The Norse Myths (1981)


The Norse Myths (1981)

I have to say that I really enjoyed this book. Most of the tales were ones with which I was unfamiliar, which made them enjoyable to read, but the retelling was also quite good. The language was made accessible, which is not something that is always common I've noticed. There were tales and themes that were familiar, and some of it reminded me of different series by different authors (which means that the myths may have been the inspiration for the stories or the foundation for the world created. But I could be wrong. The tales that were unfamiliar were quite interesting, especially those where Loki is one of the main characters. Loki is really a much more complex character than one would give a trickster figure credit for, although his change in character is quite substantial, moving from one's typical idea of a trickster:

(This follows Loki changing into a mare and dallying with the stallion of a giant building the wall of Asgard, to keep the giant from winning a bet.)

A number of months passed before Loki the Shape Changer was seen in Asgard again. And when he returned, ambling over Bifrost and blowing a raspberry at Hemidall as he passed Himinbjorg, he had a colt in tow. This horse was rather unusual in that he had eight legs. He was gray and Loki called him Sleipnir.

When Odin saw Sleipnir, he admired the colt greatly.

"Take him!" said Loki. 'I bore him and he'll bear you. You'll find he can outpace Golden and Joyous, Shining and Swift...(etc) No horse will ever be able to keep up with him.'

Odin thanked Loki warmly, and welcomed him back to Asgard.

'On this horse you can go wherever you want,' said Loki. 'He'll gallop over the sea and through the air.

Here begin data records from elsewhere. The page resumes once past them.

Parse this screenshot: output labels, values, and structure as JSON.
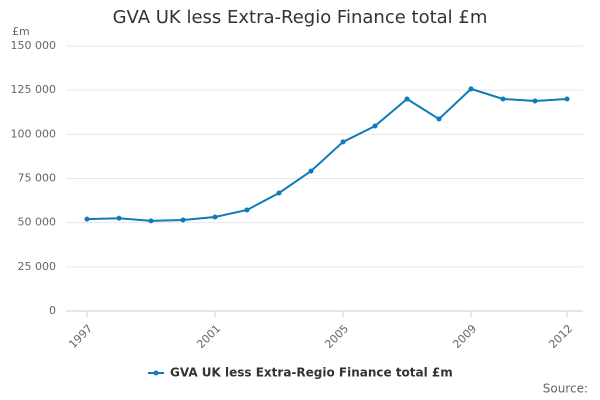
{
  "chart_data": {
    "type": "line",
    "title": "GVA UK less Extra-Regio Finance total £m",
    "y_label": "£m",
    "source": "Source:",
    "x": [
      1997,
      1998,
      1999,
      2000,
      2001,
      2002,
      2003,
      2004,
      2005,
      2006,
      2007,
      2008,
      2009,
      2010,
      2011,
      2012
    ],
    "series": [
      {
        "name": "GVA UK less Extra-Regio Finance total £m",
        "color": "#0f7bb8",
        "values": [
          52000,
          52500,
          51000,
          51500,
          53200,
          57200,
          66800,
          79200,
          95700,
          104700,
          120000,
          108700,
          125700,
          120000,
          118900,
          120000
        ]
      }
    ],
    "xlim": [
      1997,
      2012
    ],
    "xticks": [
      1997,
      2001,
      2005,
      2009,
      2012
    ],
    "ylim": [
      0,
      150000
    ],
    "yticks": [
      0,
      {
        "value": 25000,
        "label": "25 000"
      },
      {
        "value": 50000,
        "label": "50 000"
      },
      {
        "value": 75000,
        "label": "75 000"
      },
      {
        "value": 100000,
        "label": "100 000"
      },
      {
        "value": 125000,
        "label": "125 000"
      },
      {
        "value": 150000,
        "label": "150 000"
      }
    ],
    "grid": true,
    "legend": "bottom"
  }
}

What other horse could bear its rider down the long road to the land of the dead, and then bear him back to Asgard again?'

Odin thanked Loki a second time and looked at the Sly One very thoughtfully. a creature that deliberately sets out to cause harm and destruction to all those about him:

(This occurs after Loki is told that the only thing on the planet that had sworn not to harm the god Balder is mistletoe, so he goes and creates a weapon from mistletoe. The gods have made sport of Balder's invincibility, and are now throwing items at Balder to see them bounce off without harming him. Loki is speaking to Hod, the blind brother of Balder.)

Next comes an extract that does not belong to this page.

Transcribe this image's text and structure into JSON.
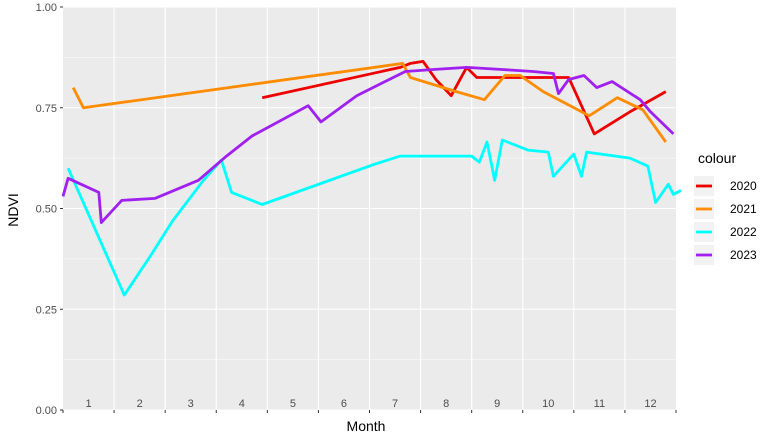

'Take this twig then,' said Loki, and he put the sharpened mistletoe between Hod's hands. 'I'll show you where he's standing. I'll stand behind you and guide your hand.'

Loki's eyes were on fire now. His whole body was on fire. His face was ravaged by wolfish evil and hunger.

Hod grasped the mistletoe and lifted his right arm. Guided by Loki, he aimed the dart at his brother Balder.

The mistletoe flew through the hall and it struck Balder. It pierced him and passed right through him. The god fell on his face. He was dead.

This is, for me, one of the most fascinating parts of the story, Loki's change from jokester to devil. But the other stories, even those not involving Loki, are also well told and interesting, well worth reading in and of themselves. But it's also nice now catch the references to these stories in other works of fiction, especially fantasy. Some of these themes are used in Guy Gavriel Kay's Fionovar Tapestry, as well as Neil Gaiman's American Gods. Not that you need this knowledge to enjoy the books (obviously, since I hadn't read these myths before!) but the knowledge adds further depth and nuance I think. I will say that I wasn't overly enamored of the tales that were simple recitations of history or knowledge, such as The Lay of Loddfafnir though I supposed that they would be different when recited than when read. Something that surprised me was the fact that Odin hanging on Yggdrasill was a recitation more than it was a tale, because this is a theme that I have read on several other occasions, and I guess I expected it to be filled out instead of the bare bones of an idea, although I supposed that is what has made is irresistible to authors. There is so much detail missing, or not given, so much left unsaid, that the simple recitation leaves you wanting to know much more than you are told. I am curious as to whether there was an oral tradition that fleshed out this tale more, that we simply did not receive.

In other words, this is a very good collection and well worth reading.